Идет в район машина,
Водителю смешно:
Стоят обнявшись двое,
А дождь прошел давно.

После "смешно" оркестр издавал надсадные скрипучие звуки, саксофоны вопили, а музыканты вскакивали, корчась от хохота. Четыре годика мне было, когда я, посасывая эскимо на палочке, услышал в "Ударнике" эту песенку, но много лет уже прошло, а все кажется, что зачинался я под нее, в чреве матери зазвучала она, ибо жизнь моя протекала под идиотские ляпы и мучительные недоумения от мною сказанного невпопад да еще в моменты, от которых зависело будущее, и не деньги пролетали мимо пустеющего кармана, а рассеивалась простенькая надежда на житейское счастье. Женился я рано, еще в институте, с будущей женой познакомился случайно, пригласив ее на танец в коридоре студенческого общежития; Новый год, застолье, музыка приглушена, народу тьма, танго полно страстей, партнерша мягкая, горячая, пахнет восхитительно, я уткнулся носом в ее ушко, кольцо танцующих обвило нас и сжало в единство здоровых тел, наполненных желанием еще большей близости, и мы испытали блаженство содрогания; я, таким образом, овладел девушкой без проникновения, по выражению судмедэкспертов, если б они тело оттанцевавшей студентки раскромсали на мраморном столе секционного зала морга; но до трупа еще далеко, далеко… Оба мы испытали не изведанное нами ранее, и отдалась она мне со счастливыми слезами и вздохами освобождения от девственности, так и не утерянной ею. Глупые и несмышленые, мы приняли шевеление плоти за высокий полет души; мы тут же признались в любви и решили пожениться, раз уж с нами случилось такое. Отец давно уже помер, девушку, которую звали Маргаритой, я предъявил матери и по ужасным глазам ее понял: она - против, ей ненавистна избранница! Я пал духом, но встреч с невестой не прерывал, хотя мать тихо и настойчиво отваживала меня от Риты-Ритули; я боялся дома заговаривать о свадьбе, втайне готовясь к ней, потому что был правильным студентом, учился на "отлично", посиживал в разных комиссиях, откликался на зовы старших товарищей, и если уж в толкотне танца соединился с девушкой вполне духовно и почти телесно, то обязан свою любовь подтвердить в загсе обязательством быть навеки верным студентке Института культуры, куда она попала по квоте для малых народов Севера.

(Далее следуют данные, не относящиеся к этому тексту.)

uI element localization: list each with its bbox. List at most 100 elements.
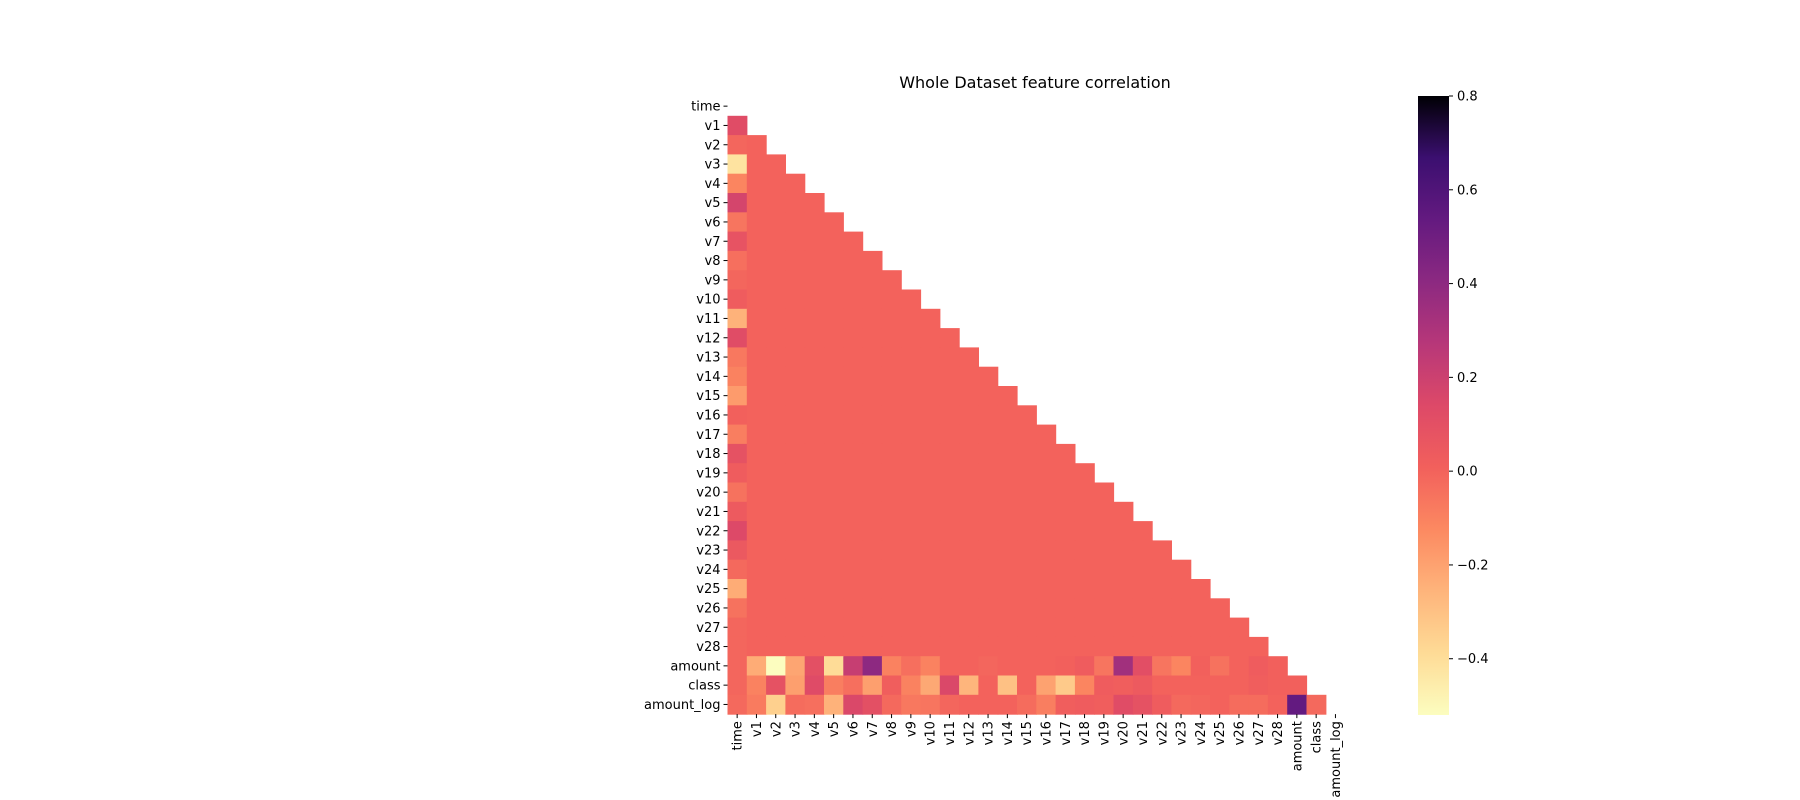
heatmap-cell-amount-v23 [1171,656,1192,677]
heatmap-cell-v27-v20 [1113,617,1134,638]
y-tick-label-v11: v11 [696,312,720,327]
heatmap-cell-v14-v1 [746,366,767,387]
heatmap-cell-amount_log-class [1306,694,1327,715]
heatmap-cell-v19-v12 [959,463,979,484]
colorbar-gradient [1418,96,1449,715]
heatmap-cell-v21-v3 [785,501,806,522]
x-tick-label-v5: v5 [827,721,842,737]
heatmap-cell-v4-time [727,173,748,194]
heatmap-cell-v22-v5 [824,521,844,541]
heatmap-cell-class-v13 [978,675,999,696]
heatmap-cell-v25-v21 [1132,579,1153,599]
heatmap-cell-v11-v10 [920,308,941,329]
heatmap-cell-v20-v2 [766,482,786,503]
heatmap-cell-v27-v25 [1210,617,1230,638]
heatmap-cell-amount-v19 [1094,656,1115,677]
heatmap-cell-v28-v7 [862,636,883,657]
heatmap-cell-v20-v13 [978,482,999,503]
y-tick-label-v28: v28 [696,640,720,655]
heatmap-cell-v20-v7 [862,482,883,503]
heatmap-cell-v20-v15 [1017,482,1037,503]
heatmap-cell-class-v5 [824,675,844,696]
heatmap-cell-v22-time [727,521,748,541]
heatmap-cell-amount_log-time [727,694,748,715]
heatmap-cell-amount_log-v4 [804,694,825,715]
x-tick-label-v8: v8 [885,721,900,737]
x-tick-label-v22: v22 [1155,721,1170,745]
heatmap-cell-v24-v19 [1094,559,1115,580]
heatmap-cell-amount-v9 [901,656,922,677]
heatmap-cell-amount_log-v14 [997,694,1018,715]
heatmap-cell-class-v28 [1267,675,1288,696]
heatmap-cell-v14-v11 [939,366,960,387]
heatmap-cell-v28-time [727,636,748,657]
heatmap-cell-v15-v1 [746,386,767,406]
heatmap-cell-v24-v6 [843,559,864,580]
heatmap-cell-v28-v15 [1017,636,1037,657]
heatmap-cell-v26-v21 [1132,598,1153,619]
y-tick-label-v8: v8 [705,254,721,269]
heatmap-cell-amount_log-v6 [843,694,864,715]
heatmap-cell-class-v2 [766,675,786,696]
heatmap-cell-v16-v10 [920,405,941,426]
heatmap-cell-v22-v9 [901,521,922,541]
heatmap-cell-amount_log-v7 [862,694,883,715]
heatmap-cell-v14-v12 [959,366,979,387]
heatmap-cell-v13-time [727,347,748,368]
heatmap-cell-v25-v5 [824,579,844,599]
heatmap-cell-amount_log-v5 [824,694,844,715]
heatmap-cell-amount_log-v19 [1094,694,1115,715]
heatmap-cell-v27-v5 [824,617,844,638]
heatmap-cell-v19-v16 [1036,463,1057,484]
heatmap-cell-v25-v22 [1152,579,1172,599]
heatmap-cell-v20-v16 [1036,482,1057,503]
heatmap-cell-v15-v11 [939,386,960,406]
heatmap-cell-v26-v9 [901,598,922,619]
heatmap-cell-amount_log-v2 [766,694,786,715]
heatmap-cell-v24-v4 [804,559,825,580]
heatmap-cell-v18-v13 [978,443,999,464]
heatmap-cell-v9-v1 [746,270,767,291]
heatmap-cell-v27-v11 [939,617,960,638]
heatmap-cell-amount_log-v17 [1055,694,1076,715]
heatmap-cell-v24-v2 [766,559,786,580]
heatmap-cell-v28-v18 [1074,636,1095,657]
heatmap-cell-v19-v17 [1055,463,1076,484]
heatmap-cell-v11-v3 [785,308,806,329]
heatmap-cell-v11-v5 [824,308,844,329]
x-tick-label-v12: v12 [962,721,977,745]
heatmap-cell-v19-v6 [843,463,864,484]
heatmap-cell-class-v4 [804,675,825,696]
y-tick-label-v3: v3 [705,158,721,173]
heatmap-cell-v1-time [727,115,748,136]
heatmap-cell-v16-v3 [785,405,806,426]
heatmap-cell-v23-v12 [959,540,979,561]
heatmap-cell-amount_log-v16 [1036,694,1057,715]
heatmap-cell-amount_log-v26 [1229,694,1250,715]
y-tick-label-v15: v15 [696,389,720,404]
heatmap-cell-v21-v15 [1017,501,1037,522]
heatmap-cell-v26-v14 [997,598,1018,619]
heatmap-cell-v14-v7 [862,366,883,387]
y-tick-label-v23: v23 [696,544,720,559]
heatmap-cell-v24-v10 [920,559,941,580]
heatmap-cell-v20-v1 [746,482,767,503]
y-tick-label-v25: v25 [696,582,720,597]
heatmap-cell-class-amount [1287,675,1308,696]
heatmap-cell-v24-time [727,559,748,580]
x-tick-label-v26: v26 [1232,721,1247,745]
heatmap-cell-v15-v10 [920,386,941,406]
heatmap-cell-v14-time [727,366,748,387]
heatmap-cell-v15-v2 [766,386,786,406]
heatmap-cell-v12-v5 [824,328,844,348]
heatmap-cell-v20-v4 [804,482,825,503]
heatmap-cell-v21-time [727,501,748,522]
heatmap-cell-v3-v1 [746,154,767,175]
heatmap-cell-v24-v5 [824,559,844,580]
heatmap-cell-v16-v2 [766,405,786,426]
heatmap-cell-v25-v8 [881,579,902,599]
heatmap-cell-v16-v1 [746,405,767,426]
heatmap-cell-v8-v6 [843,250,864,271]
heatmap-cell-v24-v17 [1055,559,1076,580]
heatmap-cell-v23-v20 [1113,540,1134,561]
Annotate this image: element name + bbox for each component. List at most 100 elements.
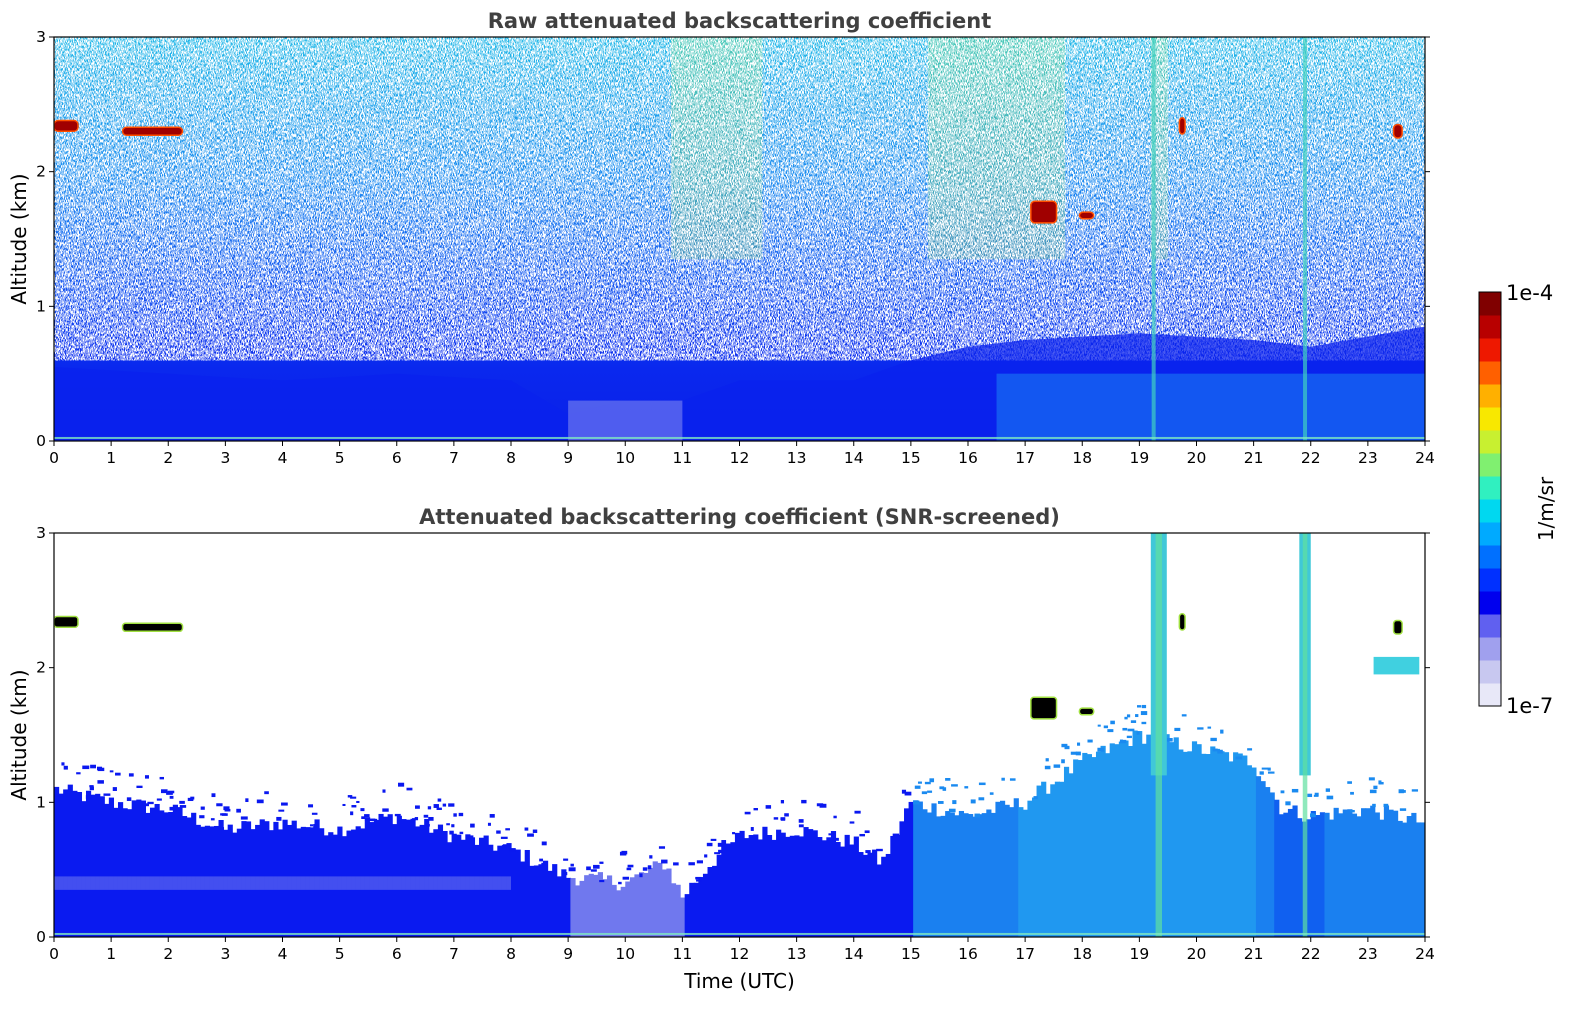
- y-tick-label: 3: [36, 28, 46, 46]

Нескончаемые насмешки матери, к той же культуре причастной, оборвались внезапно: сердечный припадок, больница и смерть за три месяца до свадьбы. Только в загсе узнал я, что Рита-Ритуля по паспорту - Маргит, так я и стал называть ее, сироту, и сам я теперь был сиротой. Весело и радостно зажили мы, спали то в одной комнате, то в другой для разнообразия. У меня началась преддипломная практика, Маргит срывалась по утрам в институт, а я потягивался и смотрел в окно. Порою лень было спускаться вниз за почтой, которая к тому же часто запаздывала, Маргит шарила в ящике, и если газета уже лежала там, то принимала под окном, чтоб я мог ее видеть, стойку: задирала ногу, как гвардеец на параде, и застывала - на потеху мужикам и под фырканье домохозяек. Дурачились, конечно… Потом она забеременела и родила Аню, дочь еще более привязала меня к юной жене, за которой надо смотреть и смотреть, в упор, глаз не отрывая, потому что вела она себя неправильно, с головой уходила в английскую литературу, и я, взбегая на свой пятый этаж, еще внизу слышал крики девочки, а ворвавшись в квартиру, заставал супругу за Хаксли или Моэмом, ребенок же надрывался, он просил не кашки или молока, а материнского голоса, материнской руки, мать же взахлеб поглощала муру, накручивая на палец светлый локон. Англичане были ее наркотиком, она как бы кололась, "ширялась" ими. Догадка постепенно прозревала во мне: природа лишила жену чувства сострадания, боль дочери не становилась ее болью и страданием, и, возможно, она еще в детстве сотворила нечто бесчувственное, родителей или родственников оскорбившее, потому что никого со стороны невесты на свадьбе не было. Где-то в Подмосковье проживали дед и бабка Маргит, на рождение Ани откликнулись, приехали с ведром меда и банкой соленых огурцов, за столом сидели так, словно не свою правнучку в кроватке видят, а соседскую. Степенная семья, прижимистая, с нравами прошлого века, бородатый дед чуть ли не крошки со стола смахивал и отправлял себе в рот, бабка потыкала непослушной вилкой картошку и взмахами бровей дала понять: да кто ж так готовит?! Из патриархального рабства таких семей сыновья вырываются, ударяясь в бега, а дочки взлетают к небу на метле, - так, наверное, и мать Маргит в давние годы покинула отчий дом навсегда. Но уж правнучку-то свою могут старики приютить, могут - так я подумал, предложив жене отдать хотя бы на время дочь в подмосковный городишко Дмитров, где в собственном доме поживали ее кровные родичи.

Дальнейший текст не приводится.